Ultrathin alumina film Al-sublattice structure, metal island nucleation at terrace point defects, and how hydroxylation affects wetting

Abstract

First principles density functional slab calculations have produced the following results: (1) for 5 Å (two O-layer) alumina films on Al(111) and Ru(0001), with larger unit cells than in recent work, the lowest energy stable film was found to have an even mix of tetrahedral (t) and octahedral (o) Al ions arranged in alternating zig-zag rows. This most closely resembles the κ-phase of bulk alumina, where this pattern results in a greater average lateral separation of Al-ions than with pure t or o. A second structure with an even mix was also found, consisting of alternating stripes. These patterns can exist in any of three equivalent directions on close packed substrates. (2) Because of numerical problems associated with the very large relaxations in alumina surfaces, MgO(100) was used to investigate metal island nucleation. Common point defects (vacancies, pairs of vacancies, and water by-products) were placed in supercells and their effects on Pt adatom and ad-dimer binding computed. Unexpectedly, single vacancies were found to destabilize metal dimers, and only the mixed (F_s-V_s) divacancy increases stability.

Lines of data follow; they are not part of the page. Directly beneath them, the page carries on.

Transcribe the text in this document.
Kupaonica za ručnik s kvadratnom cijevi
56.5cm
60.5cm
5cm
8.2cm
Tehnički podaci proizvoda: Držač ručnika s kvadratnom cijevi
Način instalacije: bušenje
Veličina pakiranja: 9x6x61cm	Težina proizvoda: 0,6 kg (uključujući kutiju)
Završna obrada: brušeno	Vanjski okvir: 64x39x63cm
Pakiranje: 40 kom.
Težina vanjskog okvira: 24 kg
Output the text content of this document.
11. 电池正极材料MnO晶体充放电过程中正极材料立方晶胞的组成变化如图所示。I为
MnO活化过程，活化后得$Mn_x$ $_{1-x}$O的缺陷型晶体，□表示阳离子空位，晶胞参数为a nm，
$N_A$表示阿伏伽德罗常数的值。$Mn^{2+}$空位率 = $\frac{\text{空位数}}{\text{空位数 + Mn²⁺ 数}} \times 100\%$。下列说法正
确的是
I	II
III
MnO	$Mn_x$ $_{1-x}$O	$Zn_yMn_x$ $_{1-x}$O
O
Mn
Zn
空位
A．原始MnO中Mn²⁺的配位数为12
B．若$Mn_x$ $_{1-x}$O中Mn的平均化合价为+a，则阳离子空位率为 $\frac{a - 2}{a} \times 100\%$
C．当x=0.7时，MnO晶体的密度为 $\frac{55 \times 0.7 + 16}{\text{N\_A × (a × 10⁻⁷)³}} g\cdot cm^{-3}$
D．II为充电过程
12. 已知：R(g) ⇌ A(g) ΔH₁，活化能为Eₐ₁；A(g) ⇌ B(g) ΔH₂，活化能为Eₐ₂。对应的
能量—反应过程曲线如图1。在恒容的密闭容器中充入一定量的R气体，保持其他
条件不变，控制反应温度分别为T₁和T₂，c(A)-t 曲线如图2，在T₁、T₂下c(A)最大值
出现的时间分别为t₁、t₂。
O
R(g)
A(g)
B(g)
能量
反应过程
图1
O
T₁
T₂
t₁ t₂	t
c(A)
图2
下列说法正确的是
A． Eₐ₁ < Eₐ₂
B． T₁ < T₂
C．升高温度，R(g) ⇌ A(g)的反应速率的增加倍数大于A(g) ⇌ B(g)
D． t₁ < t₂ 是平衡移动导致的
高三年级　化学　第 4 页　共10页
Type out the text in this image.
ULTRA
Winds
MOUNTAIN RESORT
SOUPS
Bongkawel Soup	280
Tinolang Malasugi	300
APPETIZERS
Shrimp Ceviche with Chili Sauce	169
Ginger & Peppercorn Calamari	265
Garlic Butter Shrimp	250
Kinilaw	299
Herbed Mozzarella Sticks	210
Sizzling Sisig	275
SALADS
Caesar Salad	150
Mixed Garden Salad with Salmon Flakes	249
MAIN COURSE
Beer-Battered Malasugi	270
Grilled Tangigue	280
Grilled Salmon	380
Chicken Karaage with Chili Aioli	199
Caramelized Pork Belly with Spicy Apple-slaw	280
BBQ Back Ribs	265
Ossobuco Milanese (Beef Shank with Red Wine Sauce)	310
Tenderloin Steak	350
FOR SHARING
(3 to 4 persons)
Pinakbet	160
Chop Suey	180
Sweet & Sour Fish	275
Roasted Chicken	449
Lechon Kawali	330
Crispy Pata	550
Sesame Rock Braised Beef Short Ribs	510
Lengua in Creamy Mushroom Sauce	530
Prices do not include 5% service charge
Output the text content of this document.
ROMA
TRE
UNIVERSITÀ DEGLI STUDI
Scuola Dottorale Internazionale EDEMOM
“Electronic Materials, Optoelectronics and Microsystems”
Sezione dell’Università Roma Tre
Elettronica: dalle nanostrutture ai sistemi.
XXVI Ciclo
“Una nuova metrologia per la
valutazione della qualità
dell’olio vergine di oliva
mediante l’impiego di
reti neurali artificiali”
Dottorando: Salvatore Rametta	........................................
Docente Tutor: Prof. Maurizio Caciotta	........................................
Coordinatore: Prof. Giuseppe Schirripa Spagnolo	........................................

Among the water-by-products, in-surface OH (produced by H⁺ reaction with O^2-) was uninteresting, but ad-OH was found to both increase adatom binding and significantly stabilize dimers on the surface, suggesting the latter defect nucleates metal islands even at elevated temperatures. We believe these results apply to all highly ionic oxides. (3) Finally, the effect of a substantial coverage of hydroxy on Cu deposition and growth on α-Al₂O₃(0001) was investigated. While Born–Haber calculations show wetting is not thermodynamically preferred on the clean surface, at experimentally relevant ad-OH coverages the strength of the Cu–oxide bond is more than doubled and wetting is strongly favored. This causes a very stable ≈1/3 monolayer (ML) coverage of Cu⁺¹, which then induces layer-by-layer Cu growth, in agreement with recent experiments. Hydroxy coverage can thus control deposited metal morphology across a wide spectrum.